The day I swiped on you: I knew that you had swiped right on me. It’s a visual prowess. Everyone has it. Our ability to recognize patterns in a blurry picture and match it with a sharper reality. So yes I knew already, we were going to be a match. Who was I, back then? I had barely scratched the surface of what my emotional and physical needs were. But, my heart had been bearing a romantic potential, for a long time. I ruminated, for what felt like hours, at the choice: left or right. Who am I now? Now that we have parted ways, for better or worse.

The springtime of newfound love: I’d happily live in its nostalgia if I could. We started to talk, I was cheesy and you were you, and we lived a college romance. We shared spaces, insecurities, food, alcohol, smoke, poems, and kisses. I did not know I was capable of such an experiences of love. I accept it. But before we marvel at this shared wonder we reached at, know that, we looked for what we CAN accept. We compared it to what we had accepted in our pasts, and played in the hands of our desires to make a paining of love that we, together accepted. I loved that initial painting of romance that we made together. Beginner’s luck. But slowly, cold winter arrived. Dark, wet, and runny colors started to appear through the hard bright ones. And we smudged them. Over and over. Egoistically.

I should’ve paid more attention to colors. I should’ve been kinder. When did we start adding salt and water to them? They absorbed more moisture over time. So did your eyes. Only to mobilize and run across length of the canvas and make the dry ones weep. I was a snob and a perfectionist and I could not bear the sight of these smudges. They cried to me, “I know you’re going to abandon the painting mid way, you think its ruined.” I resisted the immediate urge but it called out to me so much that I couldn’t bear but leave it.
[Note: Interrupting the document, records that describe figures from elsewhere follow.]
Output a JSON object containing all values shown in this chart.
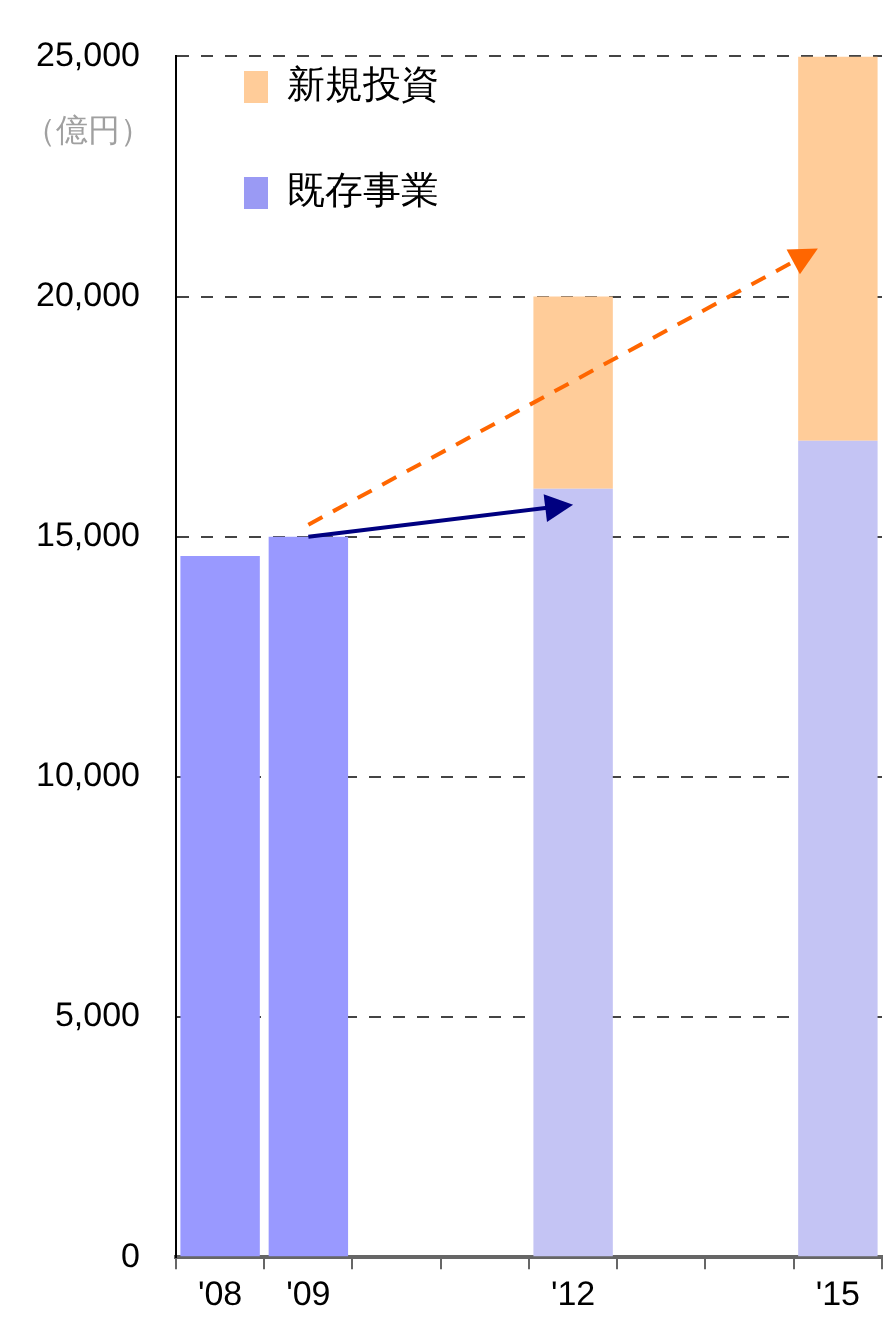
{
  "chart_data": {
    "type": "bar",
    "ylabel": "（億円）",
    "categories": [
      "'08",
      "'09",
      null,
      null,
      "'12",
      null,
      null,
      "'15"
    ],
    "stacked": true,
    "series": [
      {
        "name": "既存事業",
        "color": "#9a9af4",
        "colors": [
          "#9999ff",
          "#9999ff",
          "#c4c4f4",
          "#c4c4f4",
          "#c4c4f4",
          "#c4c4f4",
          "#c4c4f4",
          "#c4c4f4"
        ],
        "values": [
          14600,
          15000,
          null,
          null,
          16000,
          null,
          null,
          17000
        ]
      },
      {
        "name": "新規投資",
        "color": "#ffcc99",
        "values": [
          null,
          null,
          null,
          null,
          4000,
          null,
          null,
          8000
        ]
      }
    ],
    "ylim": [
      0,
      25000
    ],
    "yticks": [
      0,
      {
        "value": 5000,
        "label": "5,000"
      },
      {
        "value": 10000,
        "label": "10,000"
      },
      {
        "value": 15000,
        "label": "15,000"
      },
      {
        "value": 20000,
        "label": "20,000"
      },
      {
        "value": 25000,
        "label": "25,000"
      }
    ],
    "grid": "y",
    "legend": "top left"
  }
}
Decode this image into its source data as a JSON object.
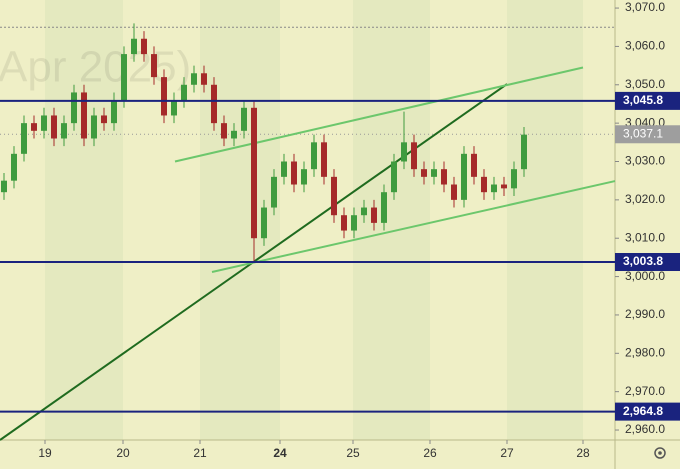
{
  "chart_data": {
    "type": "candlestick",
    "watermark": "Apr 2025)",
    "x": [
      0,
      1,
      2,
      3,
      4,
      5,
      6,
      7,
      8,
      9,
      10,
      11,
      12,
      13,
      14,
      15,
      16,
      17,
      18,
      19,
      20,
      21,
      22,
      23,
      24,
      25,
      26,
      27,
      28,
      29,
      30,
      31,
      32,
      33,
      34,
      35,
      36,
      37,
      38,
      39,
      40,
      41,
      42,
      43,
      44,
      45,
      46,
      47,
      48,
      49,
      50,
      51,
      52
    ],
    "open": [
      3022,
      3025,
      3032,
      3040,
      3038,
      3042,
      3036,
      3040,
      3048,
      3036,
      3042,
      3040,
      3046,
      3058,
      3062,
      3058,
      3052,
      3042,
      3046,
      3050,
      3053,
      3050,
      3040,
      3036,
      3038,
      3044,
      3010,
      3018,
      3026,
      3030,
      3024,
      3028,
      3035,
      3026,
      3016,
      3012,
      3016,
      3018,
      3014,
      3022,
      3030,
      3035,
      3028,
      3026,
      3028,
      3024,
      3020,
      3032,
      3026,
      3022,
      3024,
      3023,
      3028
    ],
    "high": [
      3027,
      3034,
      3042,
      3042,
      3044,
      3044,
      3042,
      3050,
      3050,
      3044,
      3044,
      3048,
      3060,
      3066,
      3064,
      3060,
      3054,
      3048,
      3052,
      3055,
      3055,
      3052,
      3042,
      3040,
      3046,
      3046,
      3020,
      3028,
      3032,
      3032,
      3030,
      3037,
      3037,
      3028,
      3018,
      3018,
      3020,
      3020,
      3024,
      3032,
      3043,
      3037,
      3030,
      3030,
      3030,
      3026,
      3034,
      3034,
      3028,
      3026,
      3026,
      3030,
      3039
    ],
    "low": [
      3020,
      3023,
      3030,
      3036,
      3036,
      3034,
      3034,
      3038,
      3034,
      3034,
      3038,
      3038,
      3044,
      3056,
      3056,
      3050,
      3040,
      3040,
      3044,
      3048,
      3048,
      3038,
      3034,
      3034,
      3036,
      3004,
      3008,
      3016,
      3024,
      3022,
      3022,
      3026,
      3024,
      3014,
      3010,
      3010,
      3014,
      3012,
      3012,
      3020,
      3028,
      3026,
      3024,
      3024,
      3022,
      3018,
      3018,
      3024,
      3020,
      3020,
      3021,
      3021,
      3026
    ],
    "close": [
      3025,
      3032,
      3040,
      3038,
      3042,
      3036,
      3040,
      3048,
      3036,
      3042,
      3040,
      3046,
      3058,
      3062,
      3058,
      3052,
      3042,
      3046,
      3050,
      3053,
      3050,
      3040,
      3036,
      3038,
      3044,
      3010,
      3018,
      3026,
      3030,
      3024,
      3028,
      3035,
      3026,
      3016,
      3012,
      3016,
      3018,
      3014,
      3022,
      3030,
      3035,
      3028,
      3026,
      3028,
      3024,
      3020,
      3032,
      3026,
      3022,
      3024,
      3023,
      3028,
      3037
    ],
    "up_color": "#3f9b3f",
    "down_color": "#a52a2a",
    "xlim": [
      -0.4,
      61.1
    ],
    "xticks": [
      {
        "value": 4.1,
        "label": "19"
      },
      {
        "value": 11.9,
        "label": "20"
      },
      {
        "value": 19.6,
        "label": "21"
      },
      {
        "value": 27.6,
        "label": "24"
      },
      {
        "value": 34.9,
        "label": "25"
      },
      {
        "value": 42.6,
        "label": "26"
      },
      {
        "value": 50.3,
        "label": "27"
      },
      {
        "value": 57.9,
        "label": "28"
      }
    ],
    "ylim": [
      2957.4,
      3072.1
    ],
    "yticks": [
      {
        "value": 2960,
        "label": "2,960.0"
      },
      {
        "value": 2970,
        "label": "2,970.0"
      },
      {
        "value": 2980,
        "label": "2,980.0"
      },
      {
        "value": 2990,
        "label": "2,990.0"
      },
      {
        "value": 3000,
        "label": "3,000.0"
      },
      {
        "value": 3010,
        "label": "3,010.0"
      },
      {
        "value": 3020,
        "label": "3,020.0"
      },
      {
        "value": 3030,
        "label": "3,030.0"
      },
      {
        "value": 3040,
        "label": "3,040.0"
      },
      {
        "value": 3050,
        "label": "3,050.0"
      },
      {
        "value": 3060,
        "label": "3,060.0"
      },
      {
        "value": 3070,
        "label": "3,070.0"
      }
    ],
    "levels": [
      {
        "value": 3045.8,
        "label": "3,045.8"
      },
      {
        "value": 3003.8,
        "label": "3,003.8"
      },
      {
        "value": 2964.8,
        "label": "2,964.8"
      }
    ],
    "level_color": "#1a237e",
    "last_price": {
      "value": 3037.1,
      "label": "3,037.1"
    },
    "reference_line": 3065,
    "trendlines": [
      {
        "x": [
          -0.4,
          50.3
        ],
        "y": [
          2957.4,
          3050.2
        ],
        "color": "#1f6b1f"
      },
      {
        "x": [
          17.1,
          57.9
        ],
        "y": [
          3030.0,
          3054.5
        ],
        "color": "#6cc76c"
      },
      {
        "x": [
          20.8,
          61.1
        ],
        "y": [
          3001.2,
          3024.9
        ],
        "color": "#6cc76c"
      }
    ]
  }
}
Dissatisfied.

Now what do I do of the phantom brush that I hold. A brush that lingers to touch the canvas of our love. But I’m also afraid, if I look for your hand, it’d just smudge over badly over a painting we already worked. Yet it keeps reappearing in me with all its weight, salt, and dry colors in its hair strands. There are days like these where I can’t bear it any more and miss your hands.

What kind of questions does one ask when they look at a paining? Does it feel complete? What does it instill in us? What were the artists thinking?

But you must also remember, that I dropped the brush that we both held, hand over hand. Now, its not just the burden of an unfinished painting. It is I who chose to stop painting. A choice of privilege in the face of struggle to paint better. If I had the privilege to find a new canvas, a new brush, a new inspiration, and a new tool or hand to work with, it might’ve been easier. These hands long for your hands every time I think of a canvas. Perhaps, someday we will be atoned of our hands, become a canvas ourselves at some place, some time, and for someone new.

But until then, what would you think of the painting we made if you saw it a gallery? A post-modern gallery, perhaps?